Os atos paramédicos são aqueles praticados pela enfermagem e outros profissionais de saúde, auxiliares ou colaboradores, sob orientação médica (aplicação de injeções, curativos, controle de temperatura, etc.). Os danos decorrentes destes atos ensejarão responsabilidade objetiva do estabelecimento apenas se a obrigação assumida for de resultado (exemplo do enfermeiro que não troca fraldas de paciente, lhe causando infecção). Se o ato paramédico indicar obrigação de meio (exemplo do paciente que tem a cicatrização de ferimento retardada por suposta imperícia do técnico de enfermagem que lhe aplica os curativos), será preciso demonstrar a culpa do agente no evento danoso.

O último tipo consiste nos atos essencialmente médicos, que são praticados exclusivamente por profissionais da medicina, pois exigem formação e conhecimento médicos. Em 2013, com a promulgação da Lei 12.842, o legislador definiu quais atividades são privativas do médico[1]. O dano causado por defeito neste tipo de ato pode ser caracterizado como erro médico.

O erro médico, portanto, consiste no ato essencialmente médico que, por culpa deste, causa dano ao paciente.

Observando que no conceito de erro médico há o elemento culpa, não é possível impor ao estabelecimento de saúde a responsabilidade objetiva pelos danos sofridos nestas situações. A atuação culposa do profissional integra a causa de pedir da pretensão indenizatória, de modo que será sempre necessário comprovar que houve negligência, imprudência, ou imperícia do profissional (responsabilidade subjetiva).

Há doutrinadores que negam a responsabilidade subjetiva dos hospitais e outros estabelecimentos de saúde em caso de erro médico, mas defendem que culpa deverá ser demonstrada para que reste caracterizado o defeito no serviço de que trata o artigo 14 do Código de Defesa do Consumidor. A culpa também seria exigida para que haja nexo causal entre o atuar do médico e os serviços hospitalares/assistenciais.

Certo é que, seja pela aplicação da responsabilidade subjetiva, seja pela necessidade de se demonstrar o defeito no serviço ou o nexo causal, a responsabilidade do estabelecimento de saúde por erro médico nunca poderá ocorrer sem a devida comprovação da culpa.

A partir desta conclusão, reputa-se equivocado o entendimento jurisprudencial, exarado inclusive do Superior Tribunal de Justiça[2], de que ao hospital é vedado produzir prova pericial para atestar que não houve culpa na atuação no médico.

A aplicação irrestrita da responsabilidade objetiva aos estabelecimentos de saúde em casos de erro médico implica em responsabilizar tais empresas por quaisquer danos sofridos pelo paciente ao longo do tratamento. Entretanto, deve-se ter em mente que a atividade médica, por natureza, é ligada ao risco e possui grande potencial de causar danos, mesmo sem qualquer falha na conduta do profissional (danos iatrogênicos).

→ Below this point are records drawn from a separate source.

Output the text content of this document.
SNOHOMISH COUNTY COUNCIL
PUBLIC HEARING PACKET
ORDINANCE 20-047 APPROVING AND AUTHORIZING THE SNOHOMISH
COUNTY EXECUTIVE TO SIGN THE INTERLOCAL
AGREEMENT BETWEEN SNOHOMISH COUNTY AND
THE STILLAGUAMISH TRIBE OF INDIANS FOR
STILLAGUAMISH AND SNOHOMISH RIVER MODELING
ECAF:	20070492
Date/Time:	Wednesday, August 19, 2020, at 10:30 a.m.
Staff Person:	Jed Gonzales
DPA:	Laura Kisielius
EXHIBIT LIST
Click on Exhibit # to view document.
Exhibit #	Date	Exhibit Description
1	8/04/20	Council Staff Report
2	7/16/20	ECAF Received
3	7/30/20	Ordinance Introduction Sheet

Não se pode admitir, ainda, a absurda hipótese na qual o estabelecimento de saúde é condenado por determinado evento e, em outro processo ajuizado por este contra o profissional (ação de regresso), seja comprovado através de perícia que não houve qualquer falha no ato médico.

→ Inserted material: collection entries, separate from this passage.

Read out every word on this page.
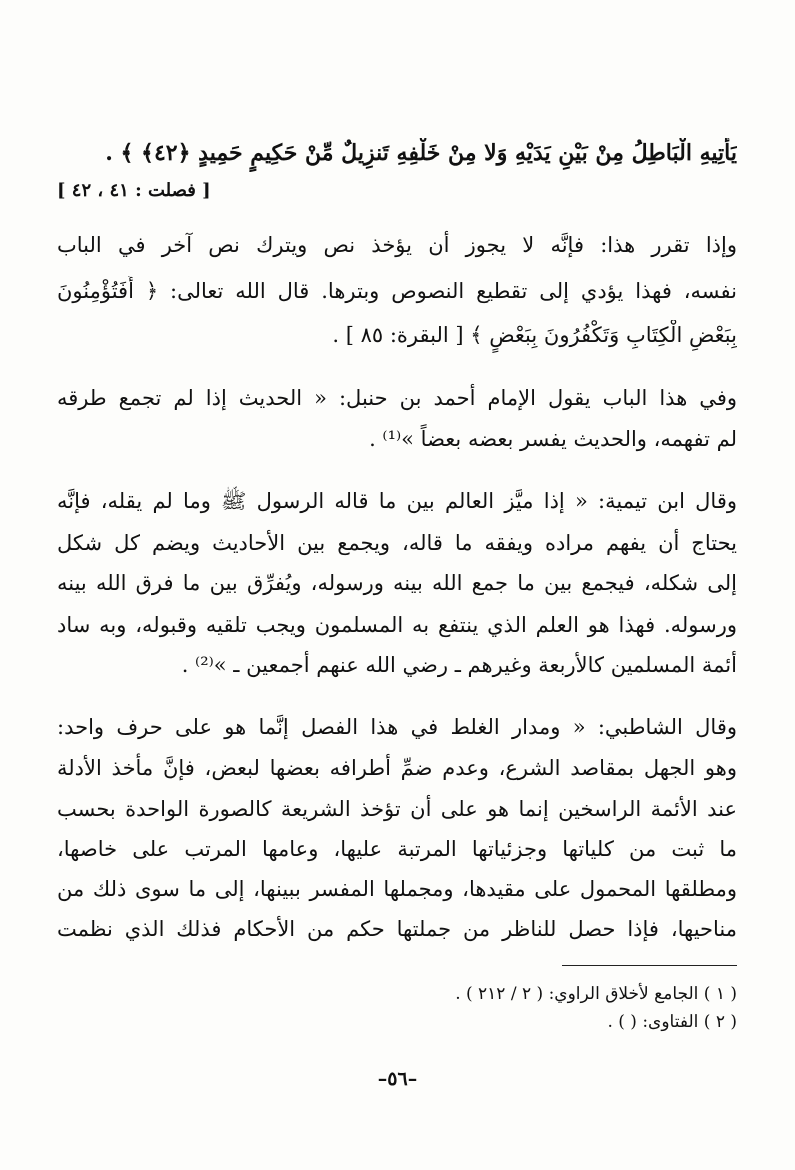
يَأْتِيهِ الْبَاطِلُ مِنْ بَيْنِ يَدَيْهِ وَلا مِنْ خَلْفِهِ تَنزِيلٌ مِّنْ حَكِيمٍ حَمِيدٍ ﴿٤٢﴾ ﴾ .
[ فصلت : ٤١ ، ٤٢ ]
وإذا تقرر هذا: فإنَّه لا يجوز أن يؤخذ نص ويترك نص آخر في الباب
نفسه، فهذا يؤدي إلى تقطيع النصوص وبترها. قال الله تعالى: ﴿ أَفَتُؤْمِنُونَ
بِبَعْضِ الْكِتَابِ وَتَكْفُرُونَ بِبَعْضٍ ﴾ [ البقرة: ٨٥ ] .
وفي هذا الباب يقول الإمام أحمد بن حنبل: « الحديث إذا لم تجمع طرقه
لم تفهمه، والحديث يفسر بعضه بعضاً »⁽¹⁾ .
وقال ابن تيمية: « إذا ميَّز العالم بين ما قاله الرسول ﷺ وما لم يقله، فإنَّه
يحتاج أن يفهم مراده ويفقه ما قاله، ويجمع بين الأحاديث ويضم كل شكل
إلى شكله، فيجمع بين ما جمع الله بينه ورسوله، ويُفرِّق بين ما فرق الله بينه
ورسوله. فهذا هو العلم الذي ينتفع به المسلمون ويجب تلقيه وقبوله، وبه ساد
أئمة المسلمين كالأربعة وغيرهم ـ رضي الله عنهم أجمعين ـ »⁽²⁾ .
وقال الشاطبي: « ومدار الغلط في هذا الفصل إنَّما هو على حرف واحد:
وهو الجهل بمقاصد الشرع، وعدم ضمِّ أطرافه بعضها لبعض، فإنَّ مأخذ الأدلة
عند الأئمة الراسخين إنما هو على أن تؤخذ الشريعة كالصورة الواحدة بحسب
ما ثبت من كلياتها وجزئياتها المرتبة عليها، وعامها المرتب على خاصها،
ومطلقها المحمول على مقيدها، ومجملها المفسر ببينها، إلى ما سوى ذلك من
مناحيها، فإذا حصل للناظر من جملتها حكم من الأحكام فذلك الذي نظمت
( ١ ) الجامع لأخلاق الراوي: ( ٢ / ٢١٢ ) .
( ٢ ) الفتاوى: ( ) .
–٥٦–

É importante que a atividade médica e os serviços de saúde sejam tratados com a devida cautela pelo Poder Judiciário. Aos estabelecimentos de saúde deve ser assegurado o exercício amplo do contraditório, inclusive com produção de prova pericial nas ações que envolvem erros médicos.

As consequências negativas que advêm da multiplicação de condenações indevidas são diversas. Os serviços de saúde tendem a encarecer, estabelecimentos hospitalares que já possuem dificuldades de administração acabam encerrando suas atividades, e cria-se espaço para o aumento da medicina defensiva, quando o médico fica tolhido em sua atuação, evitando aplicar todas as técnicas à disposição para cura da enfermidade por receio de excessiva severidade na apreciação da sua responsabilidade.

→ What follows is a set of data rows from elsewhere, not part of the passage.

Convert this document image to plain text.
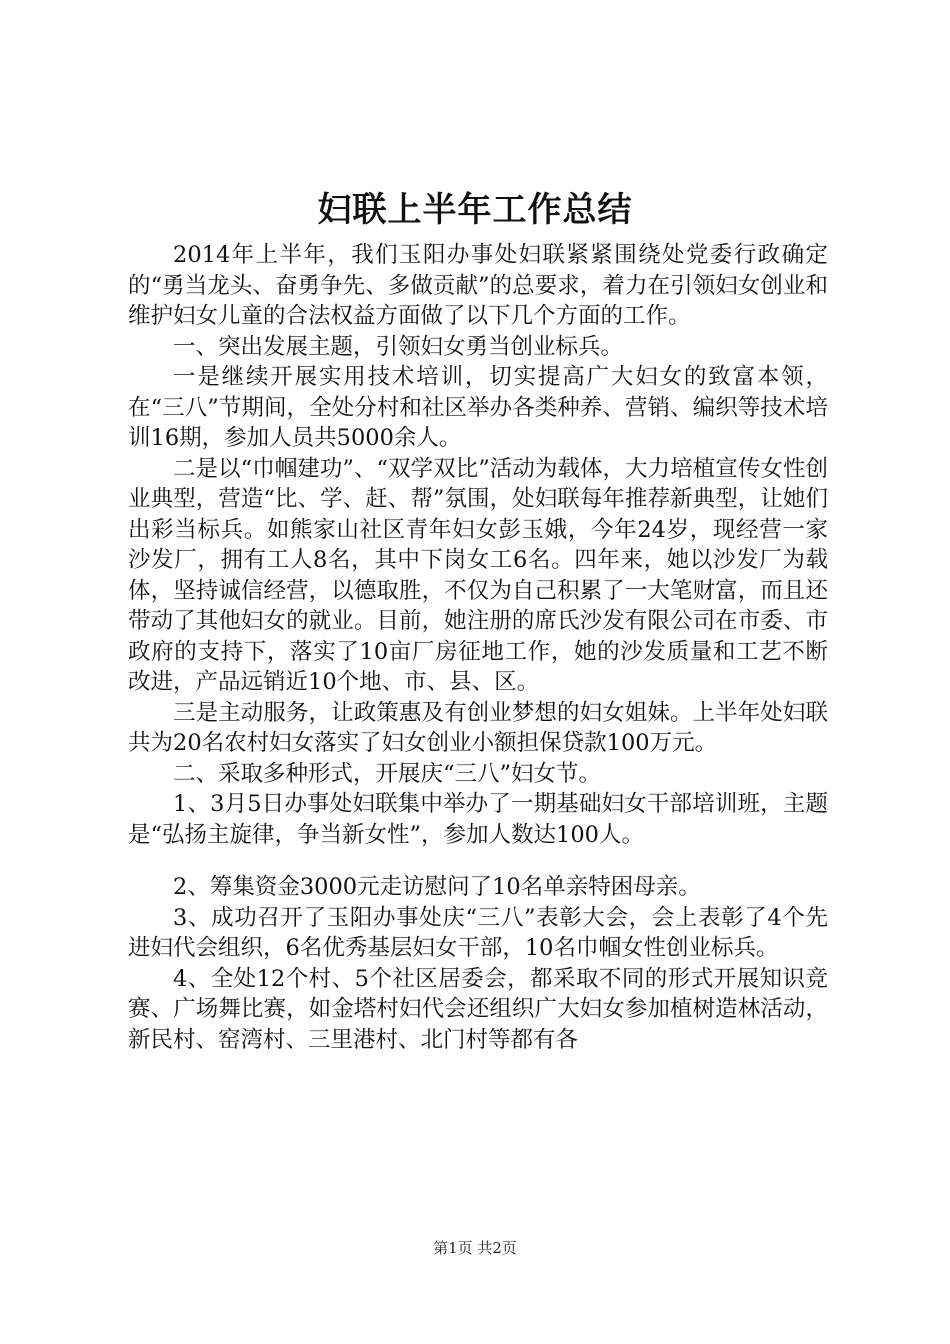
妇联上半年工作总结

2014年上半年，我们玉阳办事处妇联紧紧围绕处党委行政确定的“勇当龙头、奋勇争先、多做贡献”的总要求，着力在引领妇女创业和维护妇女儿童的合法权益方面做了以下几个方面的工作。

一、突出发展主题，引领妇女勇当创业标兵。

一是继续开展实用技术培训，切实提高广大妇女的致富本领，在“三八”节期间，全处分村和社区举办各类种养、营销、编织等技术培训16期，参加人员共5000余人。

二是以“巾帼建功”、“双学双比”活动为载体，大力培植宣传女性创业典型，营造“比、学、赶、帮”氛围，处妇联每年推荐新典型，让她们出彩当标兵。如熊家山社区青年妇女彭玉娥，今年24岁，现经营一家沙发厂，拥有工人8名，其中下岗女工6名。四年来，她以沙发厂为载体，坚持诚信经营，以德取胜，不仅为自己积累了一大笔财富，而且还带动了其他妇女的就业。目前，她注册的席氏沙发有限公司在市委、市政府的支持下，落实了10亩厂房征地工作，她的沙发质量和工艺不断改进，产品远销近10个地、市、县、区。

三是主动服务，让政策惠及有创业梦想的妇女姐妹。上半年处妇联共为20名农村妇女落实了妇女创业小额担保贷款100万元。

二、采取多种形式，开展庆“三八”妇女节。

1、3月5日办事处妇联集中举办了一期基础妇女干部培训班，主题是“弘扬主旋律，争当新女性”，参加人数达100人。

2、筹集资金3000元走访慰问了10名单亲特困母亲。

3、成功召开了玉阳办事处庆“三八”表彰大会，会上表彰了4个先进妇代会组织，6名优秀基层妇女干部，10名巾帼女性创业标兵。

4、全处12个村、5个社区居委会，都采取不同的形式开展知识竞赛、广场舞比赛，如金塔村妇代会还组织广大妇女参加植树造林活动，新民村、窑湾村、三里港村、北门村等都有各

第1页 共2页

Portanto, assegurar os meios adequados para defesa dos estabelecimentos de saúde e dos médicos em ações indenizatórias é medida que visa, em última análise, proteger os interesses de toda coletividade.

[1]  Entre os atos previsto no artigo 4º da Lei 12.842/2013, estão a indicação e execução da intervenção cirúrgica e prescrição dos cuidados médicos pré e pós-operatórios; e a indicação da execução e execução de procedimentos invasivos, sejam diagnósticos, terapêuticos ou estéticos.